I have an application that was written for me by a programmer who represented VFP as the "best thing since sliced bread" and that would be robust for many years in the future and more importantly handle huge customer databases over a LAN instantly. Now, after two years the server based program is as fast as a three legged horse over a network and what used to be 1 to 2 second response times to open a customer file is now 30 seconds + because he must first download these huge databases (maybe 20 to 30 thousand customers) to the workstation first and then process the action.

I have been told .NET would solve my problem in conjuction to having SQL as the database. I "don't speak Greek" and don't understand there isn't an easier fix then to convert the VFP program to .NET with SQL for a whole bunch of money too.

Any comments from anyone.

Thanks,
Marc

I have an application that was written for me by a programmer who represented VFP as the "best thing since sliced bread" and that would be robust for many years in the future and more importantly handle huge customer databases over a LAN instantly. Now, after two years the server based program is as fast as a three legged horse over a network and what used to be 1 to 2 second response times to open a customer file is now 30 seconds + because he must first download these huge databases (maybe 20 to 30 thousand customers) to the workstation first and then process the action.
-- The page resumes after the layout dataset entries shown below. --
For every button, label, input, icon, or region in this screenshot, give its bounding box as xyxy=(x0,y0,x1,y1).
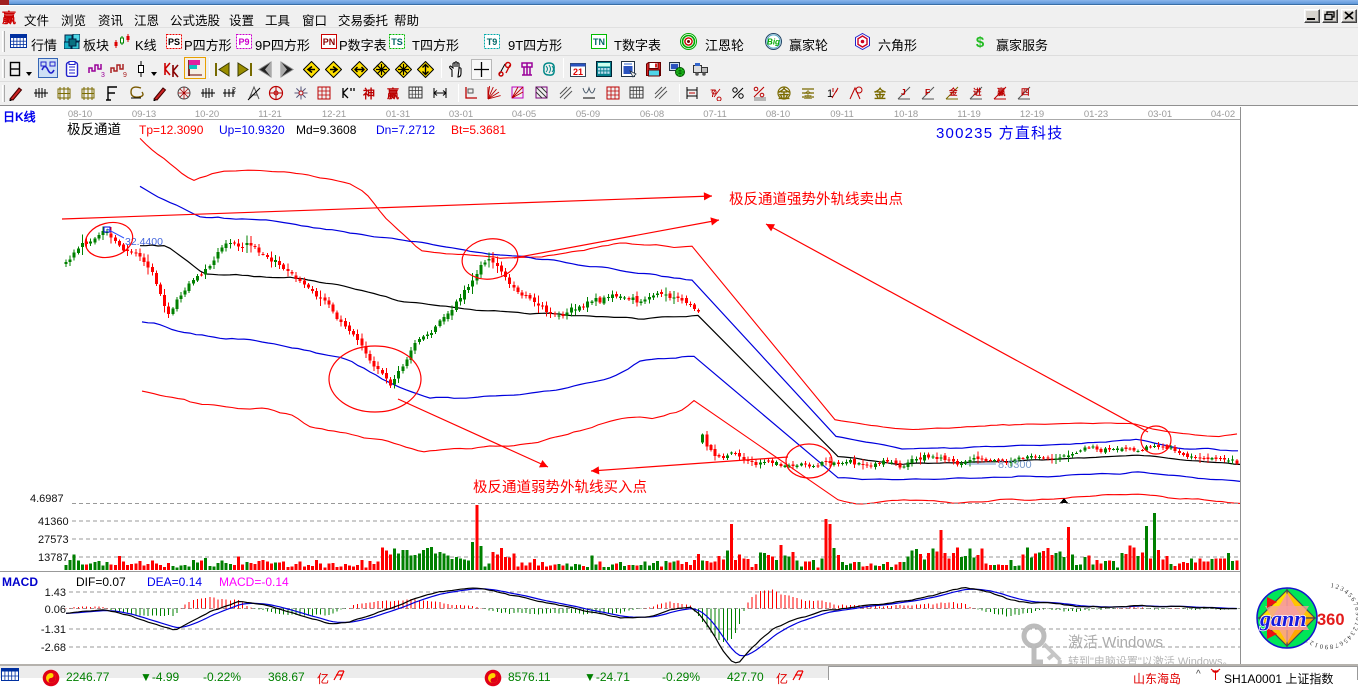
svg-text:9: 9 xyxy=(123,72,127,78)
svg-text:300235 方直科技: 300235 方直科技 xyxy=(936,125,1063,142)
svg-text:1: 1 xyxy=(1353,621,1358,626)
svg-text:3: 3 xyxy=(1348,630,1356,637)
svg-text:极反通道强势外轨线卖出点: 极反通道强势外轨线卖出点 xyxy=(729,191,903,208)
svg-text:10-18: 10-18 xyxy=(894,109,918,120)
svg-text:05-09: 05-09 xyxy=(576,109,600,120)
svg-text:-1.31: -1.31 xyxy=(41,624,66,636)
svg-text:MACD=-0.14: MACD=-0.14 xyxy=(219,575,289,589)
svg-text:PN: PN xyxy=(323,37,336,47)
svg-text:12-21: 12-21 xyxy=(322,109,346,120)
svg-text:gann: gann xyxy=(1259,606,1306,631)
svg-text:PS: PS xyxy=(168,37,180,47)
svg-text:Up=10.9320: Up=10.9320 xyxy=(219,123,285,137)
svg-text:03-01: 03-01 xyxy=(1148,109,1172,120)
svg-text:极反通道: 极反通道 xyxy=(67,122,121,137)
svg-text:01-31: 01-31 xyxy=(386,109,410,120)
svg-text:0: 0 xyxy=(1354,617,1358,621)
svg-text:4: 4 xyxy=(1345,633,1353,641)
svg-text:0.06: 0.06 xyxy=(45,604,66,616)
svg-text:Md=9.3608: Md=9.3608 xyxy=(296,123,357,137)
svg-text:6: 6 xyxy=(1349,596,1357,603)
svg-text:09-11: 09-11 xyxy=(830,109,854,120)
svg-text:12-19: 12-19 xyxy=(1020,109,1044,120)
svg-text:03-01: 03-01 xyxy=(449,109,473,120)
svg-text:金: 金 xyxy=(777,86,791,101)
svg-text:1: 1 xyxy=(1330,582,1334,589)
svg-text:F: F xyxy=(925,87,930,97)
svg-text:10-20: 10-20 xyxy=(195,109,219,120)
svg-text:2: 2 xyxy=(232,87,236,94)
svg-text:04-02: 04-02 xyxy=(1211,109,1235,120)
svg-text:MACD: MACD xyxy=(2,575,38,589)
svg-text:TS: TS xyxy=(391,37,403,47)
svg-text:360: 360 xyxy=(1317,611,1345,629)
svg-text:9: 9 xyxy=(1354,612,1358,616)
svg-text:11-21: 11-21 xyxy=(258,109,282,120)
svg-text:21: 21 xyxy=(573,67,583,77)
svg-text:P9: P9 xyxy=(238,37,249,47)
svg-text:7: 7 xyxy=(1351,601,1358,607)
svg-text:08-10: 08-10 xyxy=(766,109,790,120)
svg-text:8: 8 xyxy=(1353,606,1358,611)
svg-text:11-19: 11-19 xyxy=(957,109,981,120)
svg-text:08-10: 08-10 xyxy=(68,109,92,120)
svg-text:8: 8 xyxy=(1329,642,1333,649)
svg-text:3: 3 xyxy=(101,72,105,78)
svg-text:赢: 赢 xyxy=(387,86,399,101)
svg-text:09-13: 09-13 xyxy=(132,109,156,120)
svg-text:$: $ xyxy=(976,34,985,49)
svg-text:06-08: 06-08 xyxy=(640,109,664,120)
svg-text:-2.68: -2.68 xyxy=(41,642,66,654)
svg-text:Dn=7.2712: Dn=7.2712 xyxy=(376,123,435,137)
svg-text:日K线: 日K线 xyxy=(3,109,36,124)
svg-text:4.6987: 4.6987 xyxy=(30,493,64,505)
svg-text:Big: Big xyxy=(767,38,780,47)
svg-text:1: 1 xyxy=(827,88,833,100)
svg-text:DIF=0.07: DIF=0.07 xyxy=(76,575,126,589)
svg-text:32.4400: 32.4400 xyxy=(125,236,163,248)
svg-text:5: 5 xyxy=(1342,637,1349,645)
svg-text:进: 进 xyxy=(973,87,982,97)
svg-text:41360: 41360 xyxy=(38,516,69,528)
svg-text:27573: 27573 xyxy=(38,534,69,546)
svg-text:DEA=0.14: DEA=0.14 xyxy=(147,575,202,589)
svg-text:四: 四 xyxy=(1021,87,1030,97)
svg-text:2: 2 xyxy=(1351,626,1358,632)
svg-text:J: J xyxy=(901,87,906,97)
svg-text:04-05: 04-05 xyxy=(512,109,536,120)
svg-text:3: 3 xyxy=(1339,585,1345,593)
svg-text:金: 金 xyxy=(803,89,812,100)
svg-text:4: 4 xyxy=(1343,588,1350,596)
svg-text:5: 5 xyxy=(1346,592,1353,599)
svg-text:6: 6 xyxy=(1337,639,1344,647)
svg-text:13787: 13787 xyxy=(38,552,69,564)
svg-text:1.43: 1.43 xyxy=(45,587,66,599)
svg-text:TN: TN xyxy=(593,37,605,47)
svg-text:07-11: 07-11 xyxy=(703,109,727,120)
svg-text:T9: T9 xyxy=(487,37,498,47)
svg-text:Bt=5.3681: Bt=5.3681 xyxy=(451,123,506,137)
svg-text:1: 1 xyxy=(1314,641,1319,649)
svg-text:极反通道弱势外轨线买入点: 极反通道弱势外轨线买入点 xyxy=(473,479,647,496)
svg-text:金: 金 xyxy=(948,87,958,97)
svg-text:0: 0 xyxy=(1319,642,1323,649)
svg-text:9: 9 xyxy=(1325,643,1328,650)
svg-text:Tp=12.3090: Tp=12.3090 xyxy=(139,123,204,137)
svg-text:8.0300: 8.0300 xyxy=(998,459,1032,471)
svg-text:2: 2 xyxy=(1334,583,1339,591)
svg-text:2: 2 xyxy=(1309,639,1315,647)
svg-text:金: 金 xyxy=(873,86,887,101)
svg-text:赢: 赢 xyxy=(996,87,1006,97)
svg-text:7: 7 xyxy=(1333,641,1339,649)
svg-text:神: 神 xyxy=(363,86,375,101)
svg-text:01-23: 01-23 xyxy=(1084,109,1108,120)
I have been told .NET would solve my problem in conjuction to having SQL as the database. I "don't speak Greek" and don't understand there isn't an easier fix then to convert the VFP program to .NET with SQL for a whole bunch of money too.

Any comments from anyone.

Thanks,
Marc

Marc,

Your problem is very simple to solve, just leave the Fox Pro database and build a front end to query the database for records, instead of having to download thousands of data records, you use a data set to sample and retrieve records as needed, opening and closing the connection to the fox pro database should speed up your response times. Using an ODBC connection string.

HTH

The journey of a thousand miles, begins with the first step!